When you hear the term “vegetarian diet,” you might conjure up the image of a mountain of leafy greens, fruits and a few whole grains tossed in for good measure. In other words, you probably think healthy. But eating vegetarian can be just as unhealthy as a meat-based diet. After all, French fries, potato chips and cheese pizza can all be vegetarian. So how should meatless eaters go about getting all the nutrients they need without all of the things they don’t? Here are some ways to do just that. (Always consult with your physician if starting any new diet or supplement plan.)
5 Read the Label
Just because something says vegetarian on the label, that doesn’t mean that it’s good for you. A single serving of a popular store brand of vegetarian lasagna contains 840 mg of sodium (35 percent of your daily needs) and 3.5 g of saturated fat (almost 20 percent of your daily needs). Vegetables don’t even show up on the ingredient list until the bottom. Look at the labels and pick things that have vegetables or whole grains as the first ingredients and steer clear of anything that has more than seven or so ingredients–or ingredients that you can’t pronounce.

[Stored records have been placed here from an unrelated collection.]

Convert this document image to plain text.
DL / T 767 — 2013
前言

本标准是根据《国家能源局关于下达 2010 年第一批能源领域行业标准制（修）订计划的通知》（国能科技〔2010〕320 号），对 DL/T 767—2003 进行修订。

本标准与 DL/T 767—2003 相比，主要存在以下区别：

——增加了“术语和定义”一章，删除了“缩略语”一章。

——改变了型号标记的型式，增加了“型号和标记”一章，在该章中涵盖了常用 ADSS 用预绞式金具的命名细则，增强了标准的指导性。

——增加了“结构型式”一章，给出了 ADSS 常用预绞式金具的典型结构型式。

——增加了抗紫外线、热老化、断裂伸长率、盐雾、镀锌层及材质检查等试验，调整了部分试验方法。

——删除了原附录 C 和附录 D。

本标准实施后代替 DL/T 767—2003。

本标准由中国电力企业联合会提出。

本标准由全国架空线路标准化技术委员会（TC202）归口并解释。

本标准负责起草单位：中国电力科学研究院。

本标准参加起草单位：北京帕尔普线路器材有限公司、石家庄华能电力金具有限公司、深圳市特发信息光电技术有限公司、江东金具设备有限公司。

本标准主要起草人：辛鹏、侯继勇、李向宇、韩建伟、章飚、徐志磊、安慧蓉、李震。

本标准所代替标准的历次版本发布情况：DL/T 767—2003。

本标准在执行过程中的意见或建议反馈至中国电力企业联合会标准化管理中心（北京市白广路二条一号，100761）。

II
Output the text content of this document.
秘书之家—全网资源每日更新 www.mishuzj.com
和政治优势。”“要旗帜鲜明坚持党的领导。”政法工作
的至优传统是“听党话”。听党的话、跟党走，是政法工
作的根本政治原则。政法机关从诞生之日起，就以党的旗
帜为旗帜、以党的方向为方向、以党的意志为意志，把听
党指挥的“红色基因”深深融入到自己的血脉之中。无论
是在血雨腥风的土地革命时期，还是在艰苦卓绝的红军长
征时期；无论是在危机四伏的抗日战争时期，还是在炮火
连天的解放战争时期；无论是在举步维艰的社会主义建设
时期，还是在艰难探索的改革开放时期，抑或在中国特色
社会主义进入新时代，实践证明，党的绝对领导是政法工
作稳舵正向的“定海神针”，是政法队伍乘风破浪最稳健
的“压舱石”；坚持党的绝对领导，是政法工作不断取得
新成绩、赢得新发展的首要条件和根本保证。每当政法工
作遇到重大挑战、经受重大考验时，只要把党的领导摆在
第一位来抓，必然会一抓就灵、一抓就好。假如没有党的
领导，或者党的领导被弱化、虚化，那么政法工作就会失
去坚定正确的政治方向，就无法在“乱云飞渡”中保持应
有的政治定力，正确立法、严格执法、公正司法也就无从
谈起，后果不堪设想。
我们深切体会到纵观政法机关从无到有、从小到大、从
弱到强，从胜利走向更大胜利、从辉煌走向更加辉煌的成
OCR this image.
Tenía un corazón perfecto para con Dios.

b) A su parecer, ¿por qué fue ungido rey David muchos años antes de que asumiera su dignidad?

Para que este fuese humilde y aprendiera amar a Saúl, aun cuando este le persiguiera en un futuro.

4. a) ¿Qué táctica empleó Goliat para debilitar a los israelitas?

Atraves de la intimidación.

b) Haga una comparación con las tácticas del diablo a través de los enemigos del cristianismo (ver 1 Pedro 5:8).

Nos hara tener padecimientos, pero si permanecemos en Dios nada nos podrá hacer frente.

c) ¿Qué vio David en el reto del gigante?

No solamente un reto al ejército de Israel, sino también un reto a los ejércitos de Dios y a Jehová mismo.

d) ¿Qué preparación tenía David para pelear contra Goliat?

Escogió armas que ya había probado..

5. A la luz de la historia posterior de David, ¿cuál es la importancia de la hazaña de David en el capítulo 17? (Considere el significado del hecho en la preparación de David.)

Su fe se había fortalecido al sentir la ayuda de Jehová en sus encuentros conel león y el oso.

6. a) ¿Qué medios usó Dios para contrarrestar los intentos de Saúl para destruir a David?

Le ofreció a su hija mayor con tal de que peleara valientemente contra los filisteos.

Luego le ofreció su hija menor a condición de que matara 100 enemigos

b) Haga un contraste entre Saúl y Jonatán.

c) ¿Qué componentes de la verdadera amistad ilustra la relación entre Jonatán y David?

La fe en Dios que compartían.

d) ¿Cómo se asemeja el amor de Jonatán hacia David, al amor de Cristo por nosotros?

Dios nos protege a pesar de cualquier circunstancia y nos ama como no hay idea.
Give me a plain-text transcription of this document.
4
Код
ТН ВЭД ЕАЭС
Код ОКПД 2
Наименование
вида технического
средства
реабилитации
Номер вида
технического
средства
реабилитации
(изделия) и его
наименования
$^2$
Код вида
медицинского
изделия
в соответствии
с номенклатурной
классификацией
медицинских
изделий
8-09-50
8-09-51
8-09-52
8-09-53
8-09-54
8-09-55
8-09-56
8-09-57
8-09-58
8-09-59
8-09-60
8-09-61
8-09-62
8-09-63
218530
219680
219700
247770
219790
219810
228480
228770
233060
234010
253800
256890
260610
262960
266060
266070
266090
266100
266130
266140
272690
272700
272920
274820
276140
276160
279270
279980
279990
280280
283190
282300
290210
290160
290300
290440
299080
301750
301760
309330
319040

4 Variety Is the Spice of Life
File this one under diet tips for any diet: Eat a wide variety of foods. The best way to be sure that you’re getting the nutrients you need and not getting too much of the things you don’t need (here’s looking at you, saturated fat) is to eat a wide variety of foods. A vegetarian diet should primarily consist of vegetables, grains and legumes or nuts, but that doesn’t mean you should just eat green beans with every meal. Mix it up and try new things like quinoa, tofu, barley, northern beans, kale, or any other non-starchy vegetable that you stumble across. Make it a goal to try something new every day.
3 Find Substitutions
If you find yourself missing the texture or flavor of meat, there are plenty of plant-based substitutes out there to keep you going. Check your grocer’s health food section or go to a health food store for things like soy dogs, fake chicken products, soy jerky and even meatless ground “beef” and “sausage.” Some manufacturers even make premade meals with meat substitutes already in them.
2 Mind the Nutrients
A few essential nutrients are usually obtained from animal-based sources, like calcium and iron. One nutrient, vitamin B12, can only be found in animal products. If you plan on still eating animal products like milk and eggs, just make sure to include eggs, beans and low-fat milk in your diet. But if you plan on eating a strict vegetarian diet that eliminates all animal-based foods, known as a vegan diet, look for foods that include added B12, calcium and iron, or take a supplement that contains those nutrients.
1 Replace the Protein
The human body needs protein to function, and for most people, meat is the main source for getting it. Luckily, it isn’t as hard as you might think to get the amount of protein that you need. Replace meat with plant-based proteins like legumes, soy products, lentils, nuts, seeds and low-fat cheese (in moderation).